Savaşın büyüklüğü arttığı için her gün istihbarat toplanıyordu. Durum değerlendirmesi yapılıyor, stratejik kararlar alınıyordu. Ben de bunları mors kodlarıyla bizimkilere aktarıyordum. Fakat istihbaratın içinde de bir istihbarat vardı. Ne kadar az kişi bilirse o kadar iyiydi onlar için. Toplantı bittiği vakit çoğu kişi ayrılmak için ayağa kalktığında masada üç kişi kalmıştı. Onların orada gizli şeyler konuşacağını anlamıştım. Ayağa kalkanlardan dışarı en son çıkan bendim. Kapıyı aralık bırakmaya çalışmaktı niyetim ve başarmıştım. Onlar ise herkesin gittiğine emin olduktan sonra konuşmaya başladı:
-Artık vakit geldi. Bu savaş çok uzadı.
- Haklısın askerlerimiz yorulmaya başladı.
- Peki bir yaptırımı olmayacak mı bize?
- Onca şey yaptık?
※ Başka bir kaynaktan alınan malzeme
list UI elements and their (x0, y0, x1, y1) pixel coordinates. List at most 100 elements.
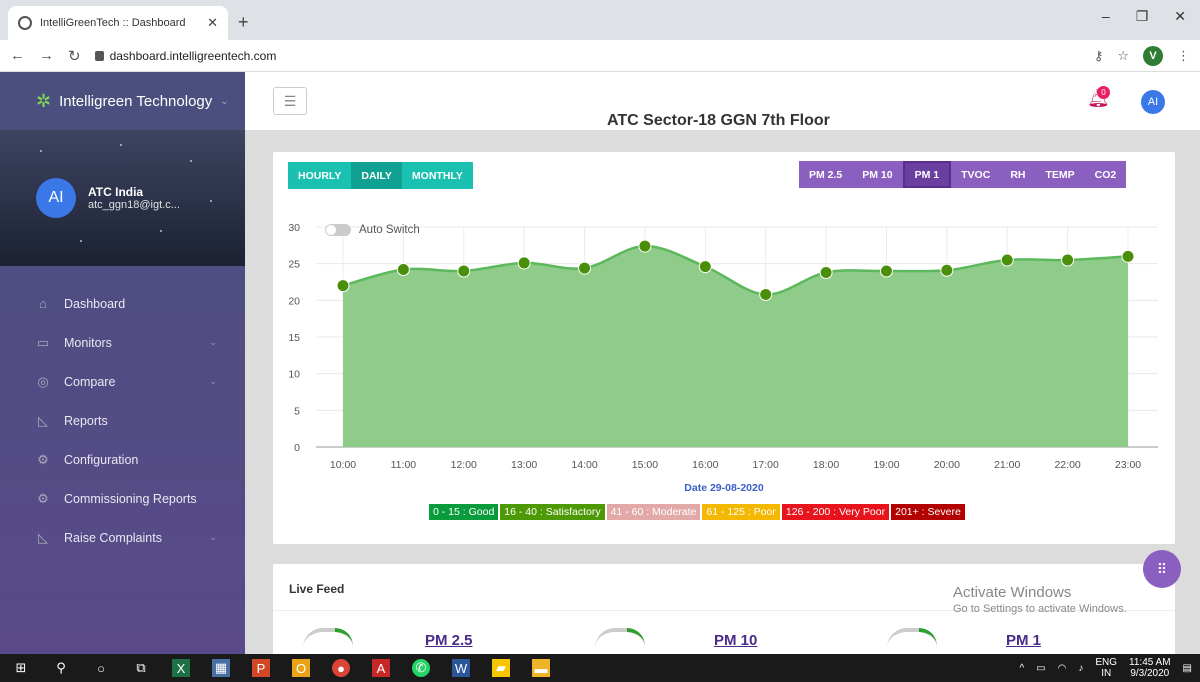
url-field[interactable]: dashboard.intelligreentech.com (94, 48, 277, 63)
new-tab-button[interactable]: + (238, 12, 249, 33)
task-view-icon[interactable]: ⧉ (132, 659, 150, 677)
toggle-switch[interactable] (325, 224, 351, 236)
x-tick-label: 10:00 (330, 459, 356, 471)
word-icon[interactable]: W (452, 659, 470, 677)
tab-close-icon[interactable]: ✕ (207, 15, 218, 31)
whatsapp-icon[interactable]: ✆ (412, 659, 430, 677)
sticky-notes-icon[interactable]: ▰ (492, 659, 510, 677)
windows-taskbar: ⊞ ⚲ ○ ⧉ X ▦ P O ● A ✆ W ▰ ▬ ^ ▭ ◠ ♪ ENG … (0, 654, 1200, 682)
complaints-icon: ◺ (38, 529, 48, 545)
user-avatar[interactable]: AI (36, 178, 76, 218)
hourly-button[interactable]: HOURLY (288, 162, 352, 189)
pm10-feed-link[interactable]: PM 10 (714, 632, 757, 649)
activate-windows-watermark: Activate Windows Go to Settings to activ… (953, 584, 1127, 615)
time-range-buttons: HOURLY DAILY MONTHLY (288, 162, 473, 189)
hamburger-menu-icon[interactable]: ☰ (273, 87, 307, 115)
x-tick-label: 22:00 (1054, 459, 1080, 471)
browser-menu-icon[interactable]: ⋮ (1177, 48, 1190, 64)
daily-button[interactable]: DAILY (351, 162, 402, 189)
sidebar-item-label: Compare (64, 374, 116, 389)
temp-button[interactable]: TEMP (1035, 161, 1085, 188)
sidebar-item-monitors[interactable]: ▭ Monitors ⌄ (0, 323, 245, 362)
sidebar-item-dashboard[interactable]: ⌂ Dashboard (0, 284, 245, 323)
key-icon[interactable]: ⚷ (1094, 48, 1104, 64)
sidebar-item-label: Configuration (64, 452, 139, 467)
y-tick-label: 25 (288, 259, 300, 271)
language-indicator[interactable]: ENG IN (1095, 657, 1117, 679)
sidebar-item-commissioning-reports[interactable]: ⚙ Commissioning Reports (0, 479, 245, 518)
volume-icon[interactable]: ♪ (1078, 663, 1083, 674)
data-point (396, 263, 410, 277)
data-point (638, 239, 652, 253)
browser-tab[interactable]: IntelliGreenTech :: Dashboard ✕ (8, 6, 228, 40)
monthly-button[interactable]: MONTHLY (401, 162, 473, 189)
user-name: ATC India (88, 185, 144, 199)
region-text: IN (1101, 668, 1112, 679)
reload-icon[interactable]: ↻ (68, 47, 81, 65)
rh-button[interactable]: RH (1000, 161, 1036, 188)
pm25-gauge (303, 628, 353, 648)
sidebar: ✲ Intelligreen Technology ⌄ AI ATC India… (0, 72, 245, 654)
pm25-feed-link[interactable]: PM 2.5 (425, 632, 473, 649)
search-icon[interactable]: ⚲ (52, 659, 70, 677)
sidebar-item-configuration[interactable]: ⚙ Configuration (0, 440, 245, 479)
date-label: Date 29-08-2020 (684, 482, 764, 494)
profile-avatar[interactable]: V (1143, 45, 1163, 66)
monitor-icon: ▭ (36, 334, 50, 350)
data-point (1000, 253, 1014, 267)
data-point (1121, 249, 1135, 263)
browser-tab-bar: IntelliGreenTech :: Dashboard ✕ + – ❐ ✕ (0, 0, 1200, 40)
pm10-button[interactable]: PM 10 (852, 161, 903, 188)
user-avatar-top[interactable]: AI (1141, 90, 1165, 114)
back-icon[interactable]: ← (10, 47, 25, 64)
close-window-icon[interactable]: ✕ (1174, 8, 1186, 25)
x-tick-label: 14:00 (571, 459, 597, 471)
x-tick-label: 21:00 (994, 459, 1020, 471)
clock[interactable]: 11:45 AM 9/3/2020 (1129, 657, 1171, 679)
x-tick-label: 23:00 (1115, 459, 1141, 471)
pm25-button[interactable]: PM 2.5 (799, 161, 853, 188)
sidebar-item-reports[interactable]: ◺ Reports (0, 401, 245, 440)
powerpoint-icon[interactable]: P (252, 659, 270, 677)
legend-moderate: 41 - 60 : Moderate (606, 504, 701, 520)
restore-icon[interactable]: ❐ (1136, 8, 1149, 25)
tvoc-button[interactable]: TVOC (951, 161, 1001, 188)
x-tick-label: 11:00 (391, 459, 417, 471)
pm1-feed-link[interactable]: PM 1 (1006, 632, 1041, 649)
apps-grid-icon[interactable]: ⠿ (1143, 550, 1181, 588)
minimize-icon[interactable]: – (1102, 8, 1110, 25)
x-tick-label: 13:00 (511, 459, 537, 471)
battery-icon[interactable]: ▭ (1036, 663, 1045, 674)
sidebar-item-compare[interactable]: ◎ Compare ⌄ (0, 362, 245, 401)
x-tick-label: 19:00 (873, 459, 899, 471)
y-tick-label: 20 (288, 295, 300, 307)
brand-logo-icon: ✲ (36, 90, 52, 111)
windows-start-icon[interactable]: ⊞ (12, 659, 30, 677)
x-tick-label: 17:00 (753, 459, 779, 471)
forward-icon[interactable]: → (39, 47, 54, 64)
pm10-gauge (595, 628, 645, 648)
reports-icon: ◺ (38, 412, 48, 428)
sidebar-item-raise-complaints[interactable]: ◺ Raise Complaints ⌄ (0, 518, 245, 557)
tray-chevron-icon[interactable]: ^ (1019, 663, 1024, 674)
notifications-icon[interactable]: ▤ (1183, 663, 1192, 674)
y-tick-label: 10 (288, 369, 300, 381)
brand[interactable]: ✲ Intelligreen Technology ⌄ (0, 72, 245, 130)
calculator-icon[interactable]: ▦ (212, 659, 230, 677)
file-explorer-icon[interactable]: ▬ (532, 659, 550, 677)
clock-date: 9/3/2020 (1130, 668, 1170, 679)
excel-icon[interactable]: X (172, 659, 190, 677)
cortana-icon[interactable]: ○ (92, 659, 110, 677)
url-text: dashboard.intelligreentech.com (109, 48, 277, 63)
tab-title: IntelliGreenTech :: Dashboard (40, 17, 186, 29)
auto-switch-toggle[interactable]: Auto Switch (325, 224, 420, 236)
lock-icon (94, 50, 104, 61)
co2-button[interactable]: CO2 (1084, 161, 1127, 188)
wifi-icon[interactable]: ◠ (1058, 663, 1067, 674)
pm1-button[interactable]: PM 1 (902, 161, 952, 188)
data-point (940, 263, 954, 277)
acrobat-icon[interactable]: A (372, 659, 390, 677)
outlook-icon[interactable]: O (292, 659, 310, 677)
chrome-icon[interactable]: ● (332, 659, 350, 677)
bookmark-star-icon[interactable]: ☆ (1117, 48, 1129, 64)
Dünya sesini çıkaramadı. Çünkü hepsi bize hizmet ediyor.
Hepsi kahkaha atmıştı. Ben ise tiksinmiştim. Bahsettikleri şeyi az çok anlamıştım.
-Bu gece bu iş bitecek. Sabah uyandığımızda dünya fazlalıklarından kurtulmuş olacak.
- Peki bombayı nereden atacağız?
Duyduklarım yanılmadığımı göstermişti. Atom bombasından bahsediyorlardı. Kanım donmuştu bir kez daha. Ne kadar acımasız olduklarını yine görmüştüm. Tüm konuşmayı dinleyip bütün detayları aktarmak için dışarı çıkmıştım. Hemen sözde Rus olan arkadaşımı arayıp kimseye çaktırmadan anlatmaya başladım. Rusça konuştum onunla:
-Merhaba, Adrian. Sana bir şey soracaktım. Senin küçük mavi bir defterin vardı onun arkasına bir yazı yazmıştım. Rica etsem onu bana okuyabilir misin?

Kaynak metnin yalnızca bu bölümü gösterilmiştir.